Ele precisa sair de lá e correr para Jonas que já está sendo brutalmente espancado, não por Lucy, mas por duas garotas louras em um traje militar. As centenas de Karens clonadas estão já por todos os lados, elas são réplicas da alien que ele resgatara bebê de uma nave a anos atrás. Agora, todas comandadas pelo Governo das Américas elas cercam a vampira que tem que se usar todo o seu poder contra as várias garotas de superforça, habilidade de voar e grande agilidade.

A vampira usa um corset preto em cima da camisa branca.
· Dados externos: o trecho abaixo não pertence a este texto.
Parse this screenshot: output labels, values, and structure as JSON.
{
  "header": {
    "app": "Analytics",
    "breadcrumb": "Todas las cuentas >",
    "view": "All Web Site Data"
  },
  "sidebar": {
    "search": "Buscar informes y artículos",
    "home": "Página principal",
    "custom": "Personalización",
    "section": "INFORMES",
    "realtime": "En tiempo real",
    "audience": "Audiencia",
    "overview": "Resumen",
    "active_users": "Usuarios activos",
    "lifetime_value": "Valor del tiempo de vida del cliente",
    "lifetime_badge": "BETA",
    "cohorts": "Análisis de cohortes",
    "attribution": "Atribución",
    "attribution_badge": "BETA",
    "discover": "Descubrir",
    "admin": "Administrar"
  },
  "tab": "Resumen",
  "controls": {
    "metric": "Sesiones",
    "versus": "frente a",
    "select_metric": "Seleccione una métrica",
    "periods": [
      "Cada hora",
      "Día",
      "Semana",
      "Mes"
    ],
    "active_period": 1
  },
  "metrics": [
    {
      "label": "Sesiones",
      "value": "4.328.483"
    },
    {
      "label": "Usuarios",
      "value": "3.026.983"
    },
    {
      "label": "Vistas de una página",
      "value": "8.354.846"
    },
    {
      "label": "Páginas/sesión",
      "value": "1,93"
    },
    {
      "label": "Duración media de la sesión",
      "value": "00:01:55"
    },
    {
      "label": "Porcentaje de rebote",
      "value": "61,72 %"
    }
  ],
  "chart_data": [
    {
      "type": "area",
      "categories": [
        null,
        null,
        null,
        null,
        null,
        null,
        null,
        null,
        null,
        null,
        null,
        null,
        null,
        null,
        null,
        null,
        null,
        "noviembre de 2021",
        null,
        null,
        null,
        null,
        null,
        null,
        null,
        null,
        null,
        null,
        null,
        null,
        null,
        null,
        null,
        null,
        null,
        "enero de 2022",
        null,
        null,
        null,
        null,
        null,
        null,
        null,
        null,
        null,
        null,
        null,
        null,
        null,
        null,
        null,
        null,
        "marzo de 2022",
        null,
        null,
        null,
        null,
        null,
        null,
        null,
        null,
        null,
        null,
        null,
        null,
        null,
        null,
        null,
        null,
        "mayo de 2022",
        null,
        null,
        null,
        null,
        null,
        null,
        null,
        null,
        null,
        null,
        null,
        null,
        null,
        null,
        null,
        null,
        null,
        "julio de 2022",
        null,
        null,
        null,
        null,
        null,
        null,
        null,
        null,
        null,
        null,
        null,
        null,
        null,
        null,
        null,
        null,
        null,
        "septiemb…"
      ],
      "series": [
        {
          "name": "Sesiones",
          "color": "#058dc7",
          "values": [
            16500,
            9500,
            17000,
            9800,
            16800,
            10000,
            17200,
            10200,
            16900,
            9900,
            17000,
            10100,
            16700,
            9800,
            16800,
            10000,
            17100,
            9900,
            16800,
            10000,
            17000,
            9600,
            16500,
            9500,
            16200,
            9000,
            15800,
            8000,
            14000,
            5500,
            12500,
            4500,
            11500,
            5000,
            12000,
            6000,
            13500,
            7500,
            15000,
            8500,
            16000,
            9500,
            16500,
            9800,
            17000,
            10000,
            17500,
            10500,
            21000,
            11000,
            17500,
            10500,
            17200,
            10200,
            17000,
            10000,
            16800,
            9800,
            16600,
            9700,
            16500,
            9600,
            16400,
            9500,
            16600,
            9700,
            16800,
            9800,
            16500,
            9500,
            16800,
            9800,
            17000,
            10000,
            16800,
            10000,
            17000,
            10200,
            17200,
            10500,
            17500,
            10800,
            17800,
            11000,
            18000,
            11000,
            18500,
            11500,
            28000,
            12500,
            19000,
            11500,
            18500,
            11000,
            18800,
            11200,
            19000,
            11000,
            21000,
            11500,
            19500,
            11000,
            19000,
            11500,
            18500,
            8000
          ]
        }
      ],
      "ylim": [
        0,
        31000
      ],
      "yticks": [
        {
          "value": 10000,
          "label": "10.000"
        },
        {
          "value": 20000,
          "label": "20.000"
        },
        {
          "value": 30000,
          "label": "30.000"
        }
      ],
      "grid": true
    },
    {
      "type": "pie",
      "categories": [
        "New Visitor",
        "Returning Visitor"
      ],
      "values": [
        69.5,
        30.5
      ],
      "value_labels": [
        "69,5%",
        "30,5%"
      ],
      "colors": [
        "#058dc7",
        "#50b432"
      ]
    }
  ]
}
O traje social não tem nada preparado para combate, isso justamente por ela não se importar muito quando é ferida, a regeneração mal a deixa sangrar. Ela é segurada por uma alien pelo braço, então o puxa jogando a clone no chão que responde com chutes no rosto da vampira. Apesar de ser visível os ossos dela se quebrarem, também é visível sua reconstrução da face monstruosa e dá golpes na alien com a mesma força de quebrar o crânio em um só golpe. Outras garotas seguram os refugiados, ficam repetindo a mesma frase:

— A Aliança é a justiça. A Aliança é a salvação da humanidade.

Uma delas prende o grande corrompido.

— A Aliança é a justiça. — fala em tom calmo a alien.

— Vá se foder! — vocifera o homem.

A soldada de uniforme pardo quebra o braço do homem torcendo-o como se fosse um papel.

— A Aliança é a salvação da humanidade.

Arthur corre para Jonas, consegue golpear as duas apenas as afastando, não dá para lutar com tantas ao mesmo tempo, pega o aracnídeo e corre de lá. Deixa para trás o exército que luta cruelmente com os cains, assim que se afasta o suficiente ele coloca o aracnídeo no chão.

— Como a Aliança chegou aqui? Como descobriram ao mesmo tempo. — questiona Jonas, seu rosto está indecifrável, os punhos poderosos das Karens provocam grande dano, muitas vezes são o suficiente para matar.

— Eu disse que elas sabem quando o Leviatã vem, toda vez que ele aparece elas surgem rapidamente. Eu não sei como fazem isso, mas...

— As pessoas! Eu só te tirei de lá, eu vou voltar...

Antes que possa se virar, uma gigantesca explosão toma o local, o impulso empurra os dois para trás.